Он слегка встряхнул ее, взяв за плечо.
— Тебе следует уехать, Мона, понимаешь? — повторил он серьезным тоном.
— Да что случилось?
Она резко выпрямилась и посмотрела на него своими фантасмагорическими глазами.
— Предупреди Джулию. — Он машинально взял ее пальцы в свои. — И уже завтра…
Он смотрел сурово, отсутствующим взглядом; он чувствовал, как время подталкивает его за плечи; он думал о тех вокзальных перронах первого утра, где прощание несет в себе привкус небытия, но где зато столь свеж предрассветный ветерок. Он не осмеливался сказать ей, что она, такая легкая, все же загромождала его жизнь и что теперь он жаждал одиночества.
Мона долго плакала: ее крохотная тяжелая головка, сотрясавшаяся на плече у Гранжа, была вся липкая от слез, но он не испытывал от этого ни подавленности, ни тревоги: он чувствовал, что слезы эти были торжеством пьянящей молодости — как апрельский ливень, как липкое от своего сока молодое дерево. Когда рыдания стихали, они вместе вслушивались в гул разбуженного леса, прорывавшийся через раскрытую дверь, и рядом с собой он ощущал, как восстанавливается ее нежное ночное дыхание, словно у растения, на которое упали последние капли грозы. «Настоящая весна», — думал он. Он задавался вопросом, любил ли он Мону. И да, и нет, но одно он знал точно: место в его сердце было только для нее.

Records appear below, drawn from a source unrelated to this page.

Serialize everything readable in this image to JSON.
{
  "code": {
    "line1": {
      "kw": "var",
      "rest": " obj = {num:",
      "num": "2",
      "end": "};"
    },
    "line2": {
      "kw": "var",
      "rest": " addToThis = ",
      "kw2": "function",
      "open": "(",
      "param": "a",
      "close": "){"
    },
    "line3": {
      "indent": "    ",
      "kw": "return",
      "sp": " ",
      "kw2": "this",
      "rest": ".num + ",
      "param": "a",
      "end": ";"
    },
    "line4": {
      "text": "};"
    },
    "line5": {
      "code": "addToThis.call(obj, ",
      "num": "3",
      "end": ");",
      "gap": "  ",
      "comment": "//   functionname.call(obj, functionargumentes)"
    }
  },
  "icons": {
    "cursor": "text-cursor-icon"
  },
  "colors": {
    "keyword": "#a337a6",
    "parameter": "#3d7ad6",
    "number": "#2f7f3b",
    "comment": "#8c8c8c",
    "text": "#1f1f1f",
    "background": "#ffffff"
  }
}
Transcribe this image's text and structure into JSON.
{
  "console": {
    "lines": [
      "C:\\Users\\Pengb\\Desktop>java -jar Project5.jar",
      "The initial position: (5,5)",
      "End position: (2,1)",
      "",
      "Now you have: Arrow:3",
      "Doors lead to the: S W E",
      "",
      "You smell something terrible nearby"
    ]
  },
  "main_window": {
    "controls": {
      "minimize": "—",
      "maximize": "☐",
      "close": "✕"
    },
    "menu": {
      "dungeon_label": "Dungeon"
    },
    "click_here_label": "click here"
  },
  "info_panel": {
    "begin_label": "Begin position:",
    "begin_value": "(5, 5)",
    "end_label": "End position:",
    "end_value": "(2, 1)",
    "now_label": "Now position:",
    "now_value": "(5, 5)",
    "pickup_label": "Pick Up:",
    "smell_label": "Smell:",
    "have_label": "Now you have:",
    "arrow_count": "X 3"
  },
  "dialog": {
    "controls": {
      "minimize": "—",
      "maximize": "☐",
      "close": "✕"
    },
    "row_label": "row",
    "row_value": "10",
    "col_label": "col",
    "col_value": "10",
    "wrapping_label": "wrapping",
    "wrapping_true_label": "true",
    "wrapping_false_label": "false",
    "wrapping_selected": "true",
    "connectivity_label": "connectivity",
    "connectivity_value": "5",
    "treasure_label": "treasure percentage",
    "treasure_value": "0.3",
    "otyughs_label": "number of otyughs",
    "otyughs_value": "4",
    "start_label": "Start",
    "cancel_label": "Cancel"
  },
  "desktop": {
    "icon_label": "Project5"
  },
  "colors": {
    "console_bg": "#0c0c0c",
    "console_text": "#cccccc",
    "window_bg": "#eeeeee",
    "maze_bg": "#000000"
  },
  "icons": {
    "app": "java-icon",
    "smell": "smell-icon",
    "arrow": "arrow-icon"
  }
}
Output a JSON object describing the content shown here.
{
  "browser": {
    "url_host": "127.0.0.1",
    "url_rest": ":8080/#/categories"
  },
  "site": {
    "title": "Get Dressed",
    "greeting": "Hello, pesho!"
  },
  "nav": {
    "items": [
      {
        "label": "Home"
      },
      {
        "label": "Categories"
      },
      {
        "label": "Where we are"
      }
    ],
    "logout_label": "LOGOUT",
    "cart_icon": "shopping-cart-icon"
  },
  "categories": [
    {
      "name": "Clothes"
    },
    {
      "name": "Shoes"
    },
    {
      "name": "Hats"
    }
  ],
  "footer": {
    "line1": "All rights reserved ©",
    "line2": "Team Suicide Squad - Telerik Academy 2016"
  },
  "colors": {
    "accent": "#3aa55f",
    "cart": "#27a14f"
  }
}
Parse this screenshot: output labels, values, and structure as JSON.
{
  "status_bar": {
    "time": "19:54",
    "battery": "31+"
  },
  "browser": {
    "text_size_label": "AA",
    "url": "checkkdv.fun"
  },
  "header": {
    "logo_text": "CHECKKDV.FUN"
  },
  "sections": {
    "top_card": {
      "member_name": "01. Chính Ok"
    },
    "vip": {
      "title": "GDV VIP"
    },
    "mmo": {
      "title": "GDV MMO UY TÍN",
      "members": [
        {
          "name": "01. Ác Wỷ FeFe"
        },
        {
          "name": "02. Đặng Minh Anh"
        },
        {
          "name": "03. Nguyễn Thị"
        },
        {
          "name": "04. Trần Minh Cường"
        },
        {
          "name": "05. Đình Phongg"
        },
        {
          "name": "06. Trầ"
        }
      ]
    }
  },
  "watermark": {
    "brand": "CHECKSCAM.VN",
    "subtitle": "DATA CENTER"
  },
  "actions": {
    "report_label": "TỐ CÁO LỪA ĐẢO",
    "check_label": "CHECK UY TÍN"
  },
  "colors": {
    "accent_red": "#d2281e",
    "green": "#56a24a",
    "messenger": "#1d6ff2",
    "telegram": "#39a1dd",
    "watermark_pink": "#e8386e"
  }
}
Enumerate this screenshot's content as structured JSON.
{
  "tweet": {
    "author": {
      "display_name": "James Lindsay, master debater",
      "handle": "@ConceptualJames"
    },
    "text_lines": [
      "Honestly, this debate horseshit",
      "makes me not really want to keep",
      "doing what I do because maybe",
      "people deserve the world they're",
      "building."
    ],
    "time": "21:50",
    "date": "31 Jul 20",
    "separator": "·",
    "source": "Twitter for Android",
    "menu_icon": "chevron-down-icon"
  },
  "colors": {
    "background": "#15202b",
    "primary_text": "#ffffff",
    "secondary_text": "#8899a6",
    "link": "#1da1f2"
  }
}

В ночь с девятого на десятое мая аспирант Гранж спал плохо. Накануне он лег с тяжелой головой, оставив все окна распахнутыми для преждевременной жары, которую не сбивала даже ночь леса. Проснулся он очень рано, с таким ощущением, какое бывает, когда всю ночь видишь сны: в голове стоял ненормальный, настырный гул. Бодрящий поток прохладного влажного воздуха стекал на него с расположенного рядом окна, он скользил по его лицу с неким особенным музыкальным и вибрирующим касанием, как если бы он был соткан из стрекота надкрыльев. На какое-то мгновение в смутном забытьи у него возникло приятнейшее чувство, что время перепуталось и лесной рассвет смешался со знойным, наэлектризованным стрекозами полуднем. Затем впечатление локализовалось, и он понял, что у самой его щеки одно из оконных стекол, от которого отвалилась замазка, дрожит и безостановочно подпрыгивает в раме. «Это мое стекло, — сказал он себе, вновь ныряя головой в подушку, — надо будет сказать об этом Оливону». Между тем из глубины полумрака он различал в утреннем воздухе, никак не связывая их с этим дрожанием, пронзительные звуки панической срочности, которые росли с каждой секундой, — своего рода молниеносно протекающая беременность дня; он также с удивлением сознавал легкость, гротескную тонкость крыши над собой, которая, казалось, улетает куда-то ввысь; он ежился в кровати, сам не свой, голый и очутившийся в самом эпицентре стекавшего с неба гула, который все нарастал. Два удара в дверь на сей раз окончательно разбудили его.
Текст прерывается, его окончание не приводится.